Bu son bağlam bakımından merkezi ya da yerel resmi kurumların belirli bir eşiğin ardından, yükümlü oldukları sıradan birçok işlemi dahi, ancak siyasi destek ya da o mercide bulunan bir tanıdık referansıyla yerine getirdikleri görülür. Bu durumda, mücadeleler sonucu birer hak olarak edinilmiş, örneğin halk yararına etkinlikler için salon temini gibi çeşitli hizmetlerin başvuruları sırasında, başvuru sahiplerinin desteği ve referansları önem kazanır. Böylece verili koşullar bakımından hukuk askıya alınır ve karşısına içeriği irade tarafından belirlenen bir serbest yasalılık hali koyulur.

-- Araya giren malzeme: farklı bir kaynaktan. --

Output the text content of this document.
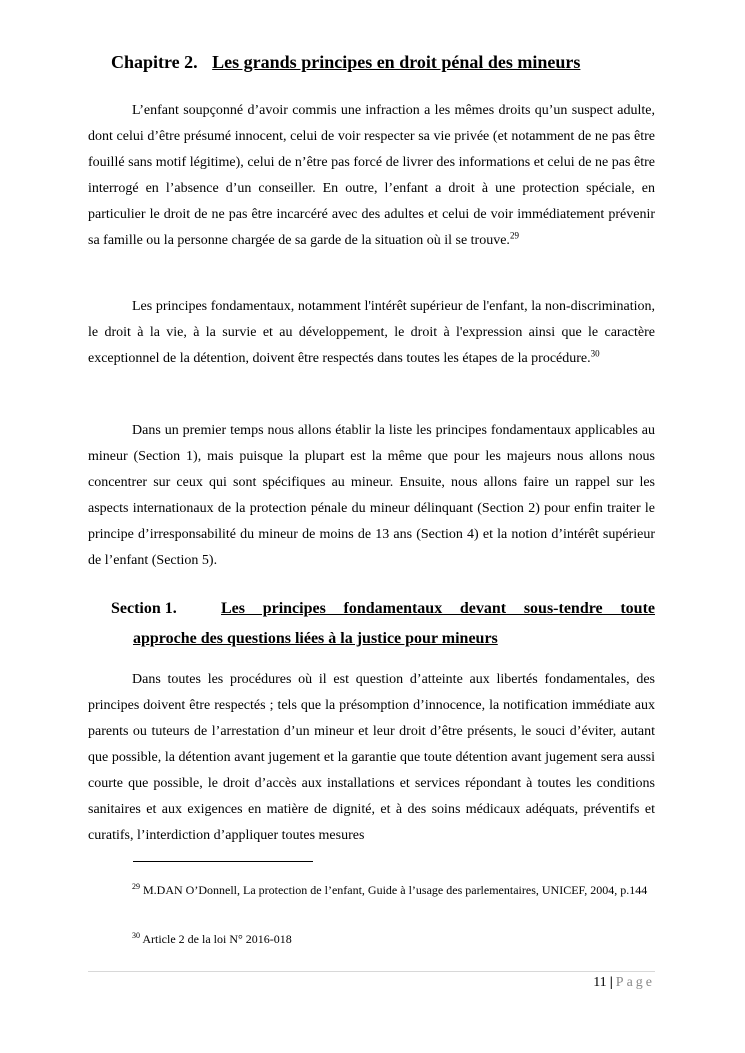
Chapitre 2. Les grands principes en droit pénal des mineurs

L’enfant soupçonné d’avoir commis une infraction a les mêmes droits qu’un suspect adulte, dont celui d’être présumé innocent, celui de voir respecter sa vie privée (et notamment de ne pas être fouillé sans motif légitime), celui de n’être pas forcé de livrer des informations et celui de ne pas être interrogé en l’absence d’un conseiller. En outre, l’enfant a droit à une protection spéciale, en particulier le droit de ne pas être incarcéré avec des adultes et celui de voir immédiatement prévenir sa famille ou la personne chargée de sa garde de la situation où il se trouve.$^{29}$

Les principes fondamentaux, notamment l'intérêt supérieur de l'enfant, la non-discrimination, le droit à la vie, à la survie et au développement, le droit à l'expression ainsi que le caractère exceptionnel de la détention, doivent être respectés dans toutes les étapes de la procédure.$^{30}$

Dans un premier temps nous allons établir la liste les principes fondamentaux applicables au mineur (Section 1), mais puisque la plupart est la même que pour les majeurs nous allons nous concentrer sur ceux qui sont spécifiques au mineur. Ensuite, nous allons faire un rappel sur les aspects internationaux de la protection pénale du mineur délinquant (Section 2) pour enfin traiter le principe d’irresponsabilité du mineur de moins de 13 ans (Section 4) et la notion d’intérêt supérieur de l’enfant (Section 5).

Section 1.	Les principes fondamentaux devant sous-tendre toute
approche des questions liées à la justice pour mineurs

Dans toutes les procédures où il est question d’atteinte aux libertés fondamentales, des principes doivent être respectés ; tels que la présomption d’innocence, la notification immédiate aux parents ou tuteurs de l’arrestation d’un mineur et leur droit d’être présents, le souci d’éviter, autant que possible, la détention avant jugement et la garantie que toute détention avant jugement sera aussi courte que possible, le droit d’accès aux installations et services répondant à toutes les conditions sanitaires et aux exigences en matière de dignité, et à des soins médicaux adéquats, préventifs et curatifs, l’interdiction d’appliquer toutes mesures

$^{29}$ M.DAN O’Donnell, La protection de l’enfant, Guide à l’usage des parlementaires, UNICEF, 2004, p.144

$^{30}$ Article 2 de la loi N° 2016-018

11 | Page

Bu ve benzeri durumlar, belirli bir başvuru olmaksızın yerine getirilmesi beklenen hizmetler için de düşünülebilirler. Örneğin en sık rastlanılan vakalar, iradenin beklentisine karşın siyasi desteğini başkasına sunan bir mahalle veya köyün altyapı imkânlarının sağlanmaması, bunların bakım ve onarım çalışmalarının yapılmamasıdır. Böylece söz konusu muhitlerde yaşayan insanlardan vergi gibi yollar aracılığıyla alınan meblağların karşılığı olması beklenen hizmetlerin sağlanması da patronaj ilişkilerine bağlanır.

Patronaj ve tahakküm
Bireylerin manipülasyon biçimleri aracılığıyla edilgen kılınmaları ve düzen siyasetine eklemlenmeleri, düzenin korunması ve sürdürülmesi bakımından yeterli, ancak çoğu zaman eksik bir koşuldur. Bu eksiklik büyük oranda patronaj ilişkileri kullanılarak tamamlanır. Başka bir deyişle, düzen siyasetinde patronaj ilişkileri, yarattığı maddi bağımlılık hali dolayısıyla tamamlayıcı bir işleve sahiptir.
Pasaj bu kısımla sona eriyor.